Keine Verschwörungstheorie, sondern alles bestens belegt. Das dänische Fernsehen sendete eine Dokumentation über den Fall, der an ein echtes Wunder grenzt. Ein Einzelfall? Experten widersprechen, aber natürlich passiert so etwas auch nicht jede Woche. Wo ist also die Grenze? Wie hoch liegt die Messlatte dessen, was man für einen guten Zweck riskieren darf?
Wie sicher ist ein Hirntot feststellbar? Wie sicher ist, dass ein hirntoter Patient, dem Organe „entnommen“ (was für ein furchtbares Wort) werden, auch wirklich hirntot ist? Wer prüft die Motive der Angehörigen, die eine solche Entscheidung stellvertretend treffen? Und überhaupt: Sollten Menschen nicht grundsätzlich sowohl natürlich entstehen als auch auf natürliche Art diese Welt wieder verlassen, wie Christen hier einwänden würden?
Solche Fragen können nicht mal einfach so entschieden werden. Da sind viele Aspekte, die in der öffentlichen Diskussion viel zu kurz kommen, wie zum Beispiel das Geschäft mit dem Tod. Der Handel mit Organen ist ein gewatiges Geschäft. Der illegale weltweite noch viel mehr, aber auch der legale in Länderm wie unserem. Geht es allen Profiteuren wirklich nur darum, menschlich zu handeln? Oder geht es um Bankkonten?
Keine leichte Frage, über die die Abgeordneten des Deutschen Bundestages jetzt entscheiden werden. Die Frontlinien verlaufen kreuz und quer, die Debatte wird leidenschaftlich sein, was man nicht immer vom Hohen Haus sagen kann. Aber hier geht es eben um Leben und Tod, nicht mehr und nicht weniger. Bundesgesundheitsminister Jens Spahn (CDU) hat das Gesetz eingebracht, seine Kollegin Justizministerin Christine Lambrecht (SPD) hat angekündigt, gegen Spahns Entwurf zu stimmen.
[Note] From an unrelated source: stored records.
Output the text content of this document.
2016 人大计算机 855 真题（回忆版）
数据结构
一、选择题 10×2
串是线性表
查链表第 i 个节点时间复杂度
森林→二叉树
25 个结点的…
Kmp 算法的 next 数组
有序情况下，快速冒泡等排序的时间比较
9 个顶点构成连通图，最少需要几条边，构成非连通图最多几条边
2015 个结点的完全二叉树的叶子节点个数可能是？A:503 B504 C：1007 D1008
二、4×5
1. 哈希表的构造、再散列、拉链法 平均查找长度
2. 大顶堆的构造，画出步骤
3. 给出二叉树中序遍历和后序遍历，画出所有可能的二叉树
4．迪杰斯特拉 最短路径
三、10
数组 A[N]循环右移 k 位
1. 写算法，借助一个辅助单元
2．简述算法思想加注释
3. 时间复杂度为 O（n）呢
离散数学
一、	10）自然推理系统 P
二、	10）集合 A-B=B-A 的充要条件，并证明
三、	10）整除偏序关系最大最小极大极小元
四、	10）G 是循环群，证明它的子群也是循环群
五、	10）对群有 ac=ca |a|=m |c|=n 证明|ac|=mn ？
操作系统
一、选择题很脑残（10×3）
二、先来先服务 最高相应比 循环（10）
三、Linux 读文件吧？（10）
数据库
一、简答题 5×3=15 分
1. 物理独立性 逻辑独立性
Und ein Wort noch zu Jens Spahn, der seit Monaten viel gescholten wird, einfach weil er viele Probleme anfasst, um die sich schon seine Vorgänger hätten kümmern müssen. In Deutschland warten derzeit 10.000 Patienten auf ein Spenderorgan, im Durchschnitt sterben jeden Tag zwei, drei Menschen in Deutschland, weil sie kein passendes Organ bekommen. Das ist die andere Seite. Ein Bundesgesundheitsminister muss sich darum kümmern, Lösungen zu finden und vorzuschlagen, denn jeden Tag schreiben ihm Bürger, deren nächste Angehörige, deren Kinder im Sterben liegen und die dringend Hilfe brauchen. Und sie schreiben: „Tun Sie etwas, Herr Minister, um mein Kind zu retten…!“
Eins noch: Gebe ich später Organe von mir frei, wenn sie gebraucht werden? Ich weiß es ehrlich noch nicht. Aber klar ist auch, wenn ich das tue, will ich das selbst und bewusst entscheiden und auf keinen Fall durch eine Widerspruchsregelung zur…Entnahme… freigegeben werden.